¿Por qué el Comportamiento Humano no es Lineal?

Vamos a darle una mirada divulgativa al modelo de los Neurofactores…

En muchas organizaciones se sigue hablando del comportamiento humano como si fuera algo fijo. Esta persona es así, este perfil funciona mejor, este carácter no encaja, etc… Sin embargo, la experiencia diaria contradice esa idea. La misma persona puede rendir de forma brillante en una situación y bloquearse en otra. ¿Contradicción? No necesariamente.

En su libro Soy tu cerebro (Editorial Oberon), Elías Azulay propone una forma diferente —y más realista— de entender el comportamiento humano. Según su modelo, no somos lineales ni predecibles en dos dimensiones. Nuestro comportamiento se parece más a un poliedro de siete caras, dentro del cual nos movemos constantemente.

El poliedro de los 7 Neurofactores

Un poliedro en lugar de una etiqueta

Imaginemos ese poliedro como un espacio tridimensional. Cada una de sus siete caras representa un Neurofactor, es decir, un gran eje de funcionamiento cerebral. No son “rasgos” ni etiquetas, sino conjuntos en movimiento que se activan con distinta intensidad según lo que percibimos.

La clave está en que estos Neurofactores no actúan solos. Se combinan entre sí, se solapan y generan intersecciones. Y es en esas intersecciones donde nace la conducta real.

Por ejemplo, una decisión importante en el trabajo no depende solo de la racionalidad. Surge de la intersección entre capacidad analítica, gestión emocional, percepción del riesgo, presión del entorno y experiencia previa. Cuando esas intersecciones están bien coordinadas, la respuesta es sólida. Cuando no, aparecen dudas, bloqueos o reacciones exageradas.

El comportamiento como movimiento, no como estado

Dentro del poliedro, la persona se mueve. No permanece siempre en el mismo punto. En una reunión tranquila puede mostrarse reflexiva y colaborativa; bajo presión de tiempo, más directa o incluso impulsiva. No ha cambiado “su personalidad”: Ha cambiado la configuración interna de sus Neurofactores.

Esto explica por qué los modelos rígidos fallan tanto en contextos reales como la empresa. Las personas no se comportan igual ante todos los estímulos porque el cerebro ajusta continuamente sus balanceos internos para adaptarse.
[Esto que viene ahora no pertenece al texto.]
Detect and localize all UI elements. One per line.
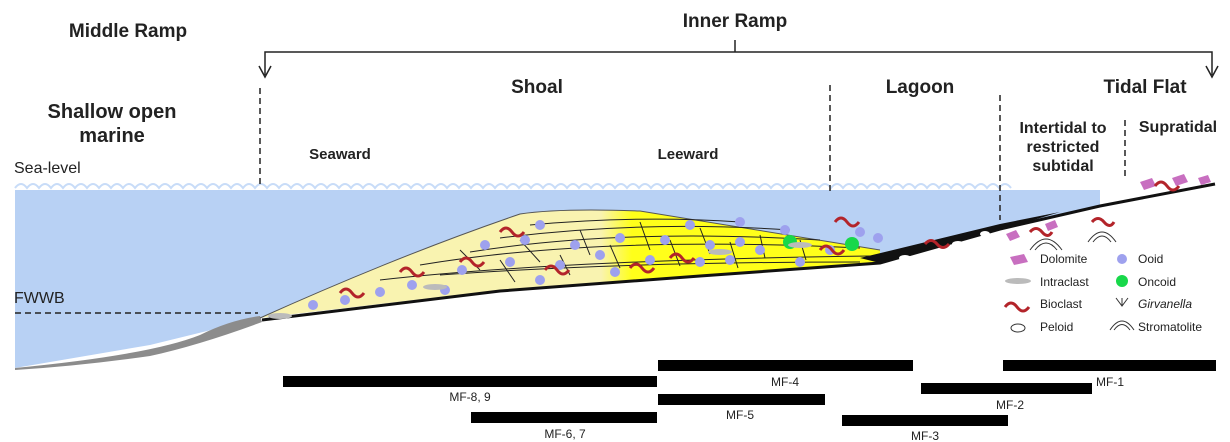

¿Qué ocurre con el estrés y la ansiedad?

El modelo también ayuda a entender fenómenos muy habituales en el mundo profesional, como el estrés o la ansiedad. Cuando una persona está sometida de forma continua a estímulos muy exigentes —plazos imposibles, presión constante, ambigüedad, conflicto— se activan frecuencias excitatorias elevadas en determinados Neurofactores. El problema aparece cuando esa activación no encuentra freno, es decir, cuando los mecanismos de inhibición no compensan.
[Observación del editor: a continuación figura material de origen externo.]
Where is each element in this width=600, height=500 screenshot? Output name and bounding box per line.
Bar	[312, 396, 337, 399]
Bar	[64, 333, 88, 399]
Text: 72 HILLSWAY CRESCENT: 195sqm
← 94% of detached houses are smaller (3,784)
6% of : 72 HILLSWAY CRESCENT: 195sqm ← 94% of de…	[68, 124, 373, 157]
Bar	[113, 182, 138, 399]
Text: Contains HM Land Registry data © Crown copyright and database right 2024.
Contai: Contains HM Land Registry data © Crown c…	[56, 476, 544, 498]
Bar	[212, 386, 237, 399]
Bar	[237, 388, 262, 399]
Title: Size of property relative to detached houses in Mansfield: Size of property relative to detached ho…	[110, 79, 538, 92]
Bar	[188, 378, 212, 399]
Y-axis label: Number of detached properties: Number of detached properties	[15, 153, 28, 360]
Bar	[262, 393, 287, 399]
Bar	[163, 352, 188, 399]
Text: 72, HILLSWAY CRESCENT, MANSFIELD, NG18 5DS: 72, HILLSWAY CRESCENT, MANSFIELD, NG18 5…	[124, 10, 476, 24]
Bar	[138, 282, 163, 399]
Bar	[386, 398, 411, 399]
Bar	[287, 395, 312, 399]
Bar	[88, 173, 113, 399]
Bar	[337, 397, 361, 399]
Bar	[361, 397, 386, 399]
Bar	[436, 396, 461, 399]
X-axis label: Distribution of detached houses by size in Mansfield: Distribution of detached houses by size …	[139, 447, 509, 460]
En términos simples: El sistema se tensa y los núcleos de los Neurofactores se distancian unos de otros.

Las intersecciones entre Neurofactores se ven forzadas y empiezan a separarse. Lo que antes funcionaba de forma integrada deja de hacerlo. Aparecen entonces síntomas conocidos como la dificultad para decidir, aparición de respuestas emocionales desproporcionadas, rigidez mental, sensación de desconexión o agotamiento, etc…
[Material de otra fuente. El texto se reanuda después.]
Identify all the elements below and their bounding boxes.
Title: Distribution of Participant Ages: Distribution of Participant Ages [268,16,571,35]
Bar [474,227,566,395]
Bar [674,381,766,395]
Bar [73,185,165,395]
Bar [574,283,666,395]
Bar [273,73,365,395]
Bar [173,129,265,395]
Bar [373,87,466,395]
No es que la persona “no sirva” o “no aguante la presión”. Es que su sistema interno ha perdido elasticidad.

Un ejemplo sencillo

Pensemos en un directivo que normalmente toma decisiones con claridad. Bajo estrés prolongado, empieza a dudar, a controlar en exceso o a reaccionar con irritabilidad. Desde este modelo, no ha cambiado su capacidad, sino que ciertas intersecciones entre Neurofactores se han visto forzadas por una excitación sostenida sin inhibición suficiente. Así, el comportamiento deja de fluir en el espacio interior porque el sistema está en tensión.

De clasificar personas a entender dinámicas

El gran cambio que propone Soy tu cerebro es dejar de clasificar a las personas como si fueran perfiles cerrados y empezar a entender cómo se mueven dentro de su espacio conductual. En empresa, esto supone un giro importante:

• Evaluar dinámicas en lugar de etiquetas.

• Entender el contexto antes que juzgar la conducta.

• Trabajar sobre equilibrio y regulación, no sólo sobre rendimiento.

El comportamiento humano no es una línea recta ni un rasgo fijo. Es un sistema vivo, dinámico y multifuncional, que busca constantemente ajustarse al entorno. Y cuanto mejor entendamos ese movimiento interno, mejores decisiones tomaremos sobre personas, equipos y liderazgo.